The motion for a non-suit was properly overruled. It was conceded that the plaintiff was entitled to recover upon one of the notes mentioned and described in the complaint, and the request should have been, in form, to have the judge instruct the jury that the plaintiff was only entitled to recover on that note, and upon refusal, to have taken an exception. *Page 665
The notes mentioned and set out were promissory notes, within the rules laid down by this court in the cases of Fairchild v.Ogdensburgh Railroad Company (15 N.Y. 337); Hodges v.Shuler (22 N.Y. 114); Bull v. Sims (23 N.Y. 570.) The possession of the notes by the plaintiff furnishes prima facie evidence that the endorsement of Barnum was made upon a good consideration before maturity. (Pratt v. Adams, 7 Paige, 639.)

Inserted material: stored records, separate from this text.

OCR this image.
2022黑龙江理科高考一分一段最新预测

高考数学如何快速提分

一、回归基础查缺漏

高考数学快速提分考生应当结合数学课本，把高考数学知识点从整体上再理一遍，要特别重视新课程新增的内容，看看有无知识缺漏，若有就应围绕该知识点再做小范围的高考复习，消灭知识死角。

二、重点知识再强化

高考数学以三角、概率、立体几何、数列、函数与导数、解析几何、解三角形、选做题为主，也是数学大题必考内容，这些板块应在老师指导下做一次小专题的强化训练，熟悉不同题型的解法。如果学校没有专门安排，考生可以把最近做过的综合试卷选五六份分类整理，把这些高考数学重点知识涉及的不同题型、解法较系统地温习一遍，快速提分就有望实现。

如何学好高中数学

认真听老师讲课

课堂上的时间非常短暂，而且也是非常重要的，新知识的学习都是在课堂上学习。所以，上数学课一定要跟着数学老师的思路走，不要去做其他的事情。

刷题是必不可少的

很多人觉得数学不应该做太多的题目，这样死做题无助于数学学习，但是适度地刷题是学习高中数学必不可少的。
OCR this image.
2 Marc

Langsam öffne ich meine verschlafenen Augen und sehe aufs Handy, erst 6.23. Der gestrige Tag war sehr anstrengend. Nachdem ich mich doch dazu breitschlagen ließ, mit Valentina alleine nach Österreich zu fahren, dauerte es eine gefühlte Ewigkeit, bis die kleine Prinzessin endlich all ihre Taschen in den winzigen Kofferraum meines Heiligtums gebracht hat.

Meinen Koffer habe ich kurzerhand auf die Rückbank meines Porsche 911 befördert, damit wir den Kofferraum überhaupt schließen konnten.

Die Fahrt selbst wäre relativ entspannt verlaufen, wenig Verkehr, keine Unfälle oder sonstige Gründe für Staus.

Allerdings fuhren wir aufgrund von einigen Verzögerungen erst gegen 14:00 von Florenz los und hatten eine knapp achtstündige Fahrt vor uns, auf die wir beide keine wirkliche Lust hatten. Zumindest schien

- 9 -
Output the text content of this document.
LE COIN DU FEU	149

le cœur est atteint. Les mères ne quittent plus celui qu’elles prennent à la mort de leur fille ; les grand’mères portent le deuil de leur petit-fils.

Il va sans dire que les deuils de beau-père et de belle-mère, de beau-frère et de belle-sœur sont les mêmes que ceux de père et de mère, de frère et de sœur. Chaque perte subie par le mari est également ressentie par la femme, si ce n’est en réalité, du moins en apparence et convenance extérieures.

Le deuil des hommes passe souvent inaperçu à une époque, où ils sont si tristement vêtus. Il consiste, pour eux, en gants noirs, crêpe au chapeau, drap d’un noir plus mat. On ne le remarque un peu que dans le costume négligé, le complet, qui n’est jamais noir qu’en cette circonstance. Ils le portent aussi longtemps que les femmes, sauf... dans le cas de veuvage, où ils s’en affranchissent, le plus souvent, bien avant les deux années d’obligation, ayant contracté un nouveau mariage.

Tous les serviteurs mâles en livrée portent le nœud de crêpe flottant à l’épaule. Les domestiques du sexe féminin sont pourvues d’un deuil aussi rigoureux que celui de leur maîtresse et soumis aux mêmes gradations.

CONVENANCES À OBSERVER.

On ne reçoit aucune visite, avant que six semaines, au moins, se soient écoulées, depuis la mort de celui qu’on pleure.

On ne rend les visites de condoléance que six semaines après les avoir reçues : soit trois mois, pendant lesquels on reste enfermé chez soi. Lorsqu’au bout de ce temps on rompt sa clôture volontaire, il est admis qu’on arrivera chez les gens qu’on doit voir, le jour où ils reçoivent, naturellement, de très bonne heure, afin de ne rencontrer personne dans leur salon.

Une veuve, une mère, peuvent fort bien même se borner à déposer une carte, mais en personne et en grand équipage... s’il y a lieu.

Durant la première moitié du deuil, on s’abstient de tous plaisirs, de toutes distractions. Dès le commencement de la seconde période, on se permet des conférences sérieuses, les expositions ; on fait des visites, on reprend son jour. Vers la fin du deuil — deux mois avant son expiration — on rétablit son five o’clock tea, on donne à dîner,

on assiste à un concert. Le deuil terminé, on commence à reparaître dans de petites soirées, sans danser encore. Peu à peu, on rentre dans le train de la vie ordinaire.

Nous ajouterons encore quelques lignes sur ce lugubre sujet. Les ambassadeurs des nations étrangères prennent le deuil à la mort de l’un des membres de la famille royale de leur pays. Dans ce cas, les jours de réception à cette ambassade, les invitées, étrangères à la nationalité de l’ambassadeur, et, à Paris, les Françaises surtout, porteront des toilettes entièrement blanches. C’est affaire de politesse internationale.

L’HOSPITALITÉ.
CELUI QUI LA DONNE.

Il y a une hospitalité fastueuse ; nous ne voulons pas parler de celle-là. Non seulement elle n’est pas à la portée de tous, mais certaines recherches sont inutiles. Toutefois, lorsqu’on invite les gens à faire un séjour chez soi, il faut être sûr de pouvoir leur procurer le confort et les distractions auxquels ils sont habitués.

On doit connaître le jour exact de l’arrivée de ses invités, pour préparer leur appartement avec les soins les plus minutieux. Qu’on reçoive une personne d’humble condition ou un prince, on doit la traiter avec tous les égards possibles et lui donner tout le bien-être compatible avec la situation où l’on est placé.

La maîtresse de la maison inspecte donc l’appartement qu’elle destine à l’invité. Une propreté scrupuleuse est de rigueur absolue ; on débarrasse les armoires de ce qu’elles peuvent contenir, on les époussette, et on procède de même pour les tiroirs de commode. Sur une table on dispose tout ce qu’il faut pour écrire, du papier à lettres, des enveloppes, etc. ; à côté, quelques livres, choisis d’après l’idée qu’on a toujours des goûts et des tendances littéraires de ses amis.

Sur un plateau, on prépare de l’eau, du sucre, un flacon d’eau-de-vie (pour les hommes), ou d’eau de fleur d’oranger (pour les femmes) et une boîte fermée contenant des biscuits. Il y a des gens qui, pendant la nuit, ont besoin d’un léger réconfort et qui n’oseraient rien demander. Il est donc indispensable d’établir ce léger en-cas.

The plaintiff, as the owner and holder of these notes, was entitled to recover the amount specified therein, unless the defendants established a valid and legal defense. By the terms of the agreement referred to in the notes, Barnum, the payee, at the maturity of the $20,000 note, was to have the election either to take said stock and cancel all of said notes, or enforce payment thereof. And upon payment of all of said notes, the defendants were entitled to a re-tranfer of said stock. The transfer of the interest notes, and the commencement of this action to recover the amount thereof, conclusively indicate that Barnum made the election to enforce payment of the notes. The defendants engagement to pay the same was absolute and unconditional, and they were not entitled to a return of the stock until they made payment of said notes. If they, therefore, wished such return, they should have made such payment or tender thereof, and demanded the stock; but not having done so, their liability on the notes remains.
The judgment should be affirmed, with costs.
WRIGHT, MULLIN and INGRAHAM, JJ., were in favor of affirmance.
SELDEN and HOGEBOOM, JJ., and DENIO, Ch. J., were for reversal, the latter thinking, however, that the instruments were promissory notes, but that the holder took them with notice of the agreement and the concurrent conditions.